What was I thinking? I thought that I was going to get this over with and get back to Alice. Alice….I would call her as soon as I finished hunting. She needed to know what was going on. But what would I tell her? But first….I needed to get into the forest before any humans got hurt.

As I ran into the woods, I opened my senses to the life forces around me. Deer…up ahead. I ran faster, eager to satiate my thirst. It seemed as if the deer were miles away, but I finally reached them and lunged for the kill.

I was instantly pleased as the blood flowed through me. But, the blood of animals never compared to that of a human. I tried to think about Bella and her irresistible scent and that made hunting the animals easier. Even though I thought that being a good vampire wasn't really my thing, I didn't want to go back to hunting humans. Now was not the time to fall off the wagon.

I finished quickly and headed back to my car. As soon as I was in the seat I reached for my cell phone and dialed Alice's number.

"Jasper. How did it go?" I knew that she would know that I was calling.

"It went okay," In my heart I knew it went better than I thought but I still had a lot to deal with.

"What's wrong?"

"I need to stay longer than I thought," I said as an excuse. Staying in Forks wasn't a problem. But, Bella's emotions might be.

"That's fine Jasper. I knew that it would probably take some time," I didn't say anything. "How is Bella?"
"I don't know," I said honestly. I didn't want to talk about this anymore. "I miss you."

"Baby, I miss you, too" Alice said softly. We hardly ever spent time away from one another.

Then I heard some sort of screeching nearby. I got out of the car and listened. Bella.

"I have to go Alice," I said hurriedly.

"What's wrong?"

"Nothing. I love you."

"I love you too" She said sadly and hung up. I hated not telling her everything. But what she didn't know couldn't hurt her.

I ran to the house and leapt to her window. I was getting used to it by then. Bella was thrashing around in her bed, but she was still asleep.

"Edward!
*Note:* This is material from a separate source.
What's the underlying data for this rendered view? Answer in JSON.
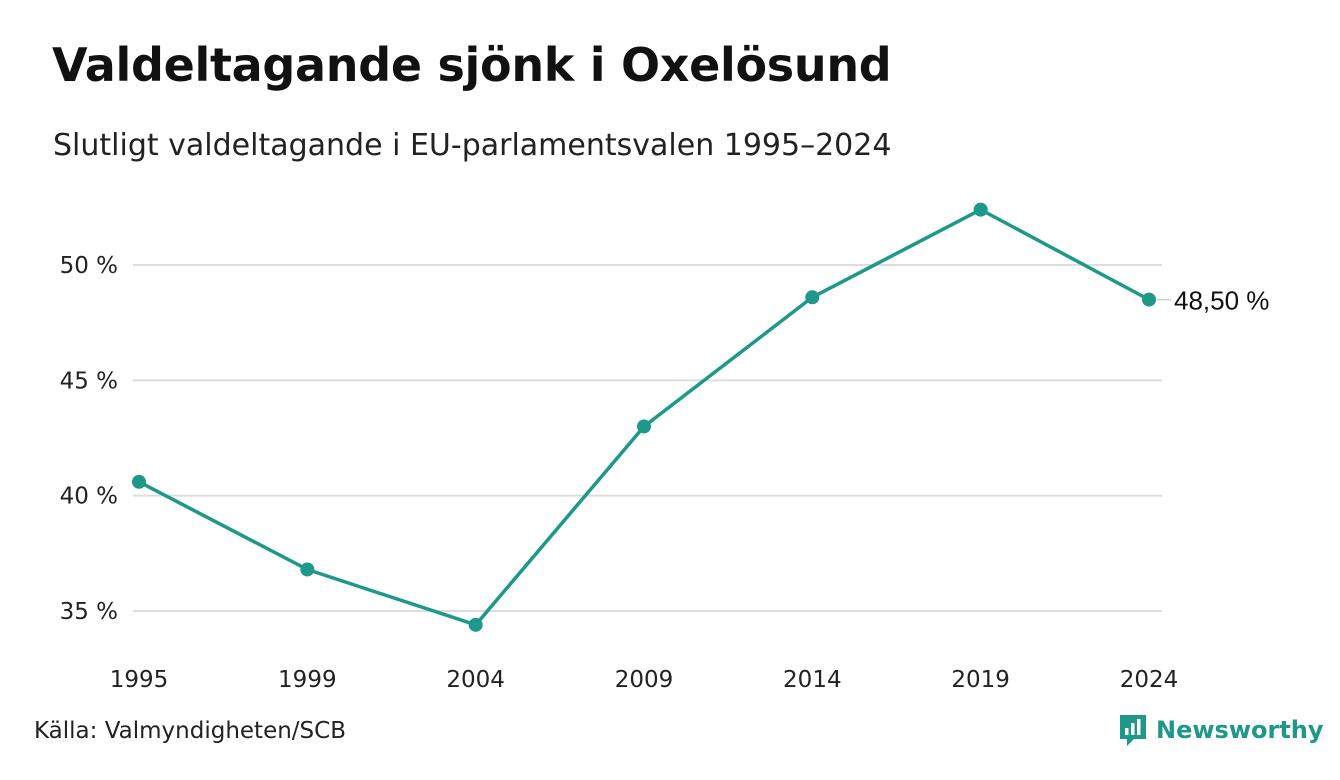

Please don't leave!" She yelled and I couldn't help the tears that sprang in my eyes. This was unbearable. I put one foot in the window ready to come in and help her. But, I couldn't. So I sent waves of calm towards her hoping that it would help, but it didn't that much. I wanted to touch her and to comfort her, but that was crossing the line.

The tears went away abruptly and I felt undeniable fury flooding through me. Edward. This was unforgivable and if I saw him I had no clue what I would do. Never, I promised myself, would I do anything like this to her.

"Don't leave me," She murmured once more. I made my decision at that moment. I would stay in Forks to do whatever it took to make her happy again, to make her whole. I wasn't leaving her, no matter what.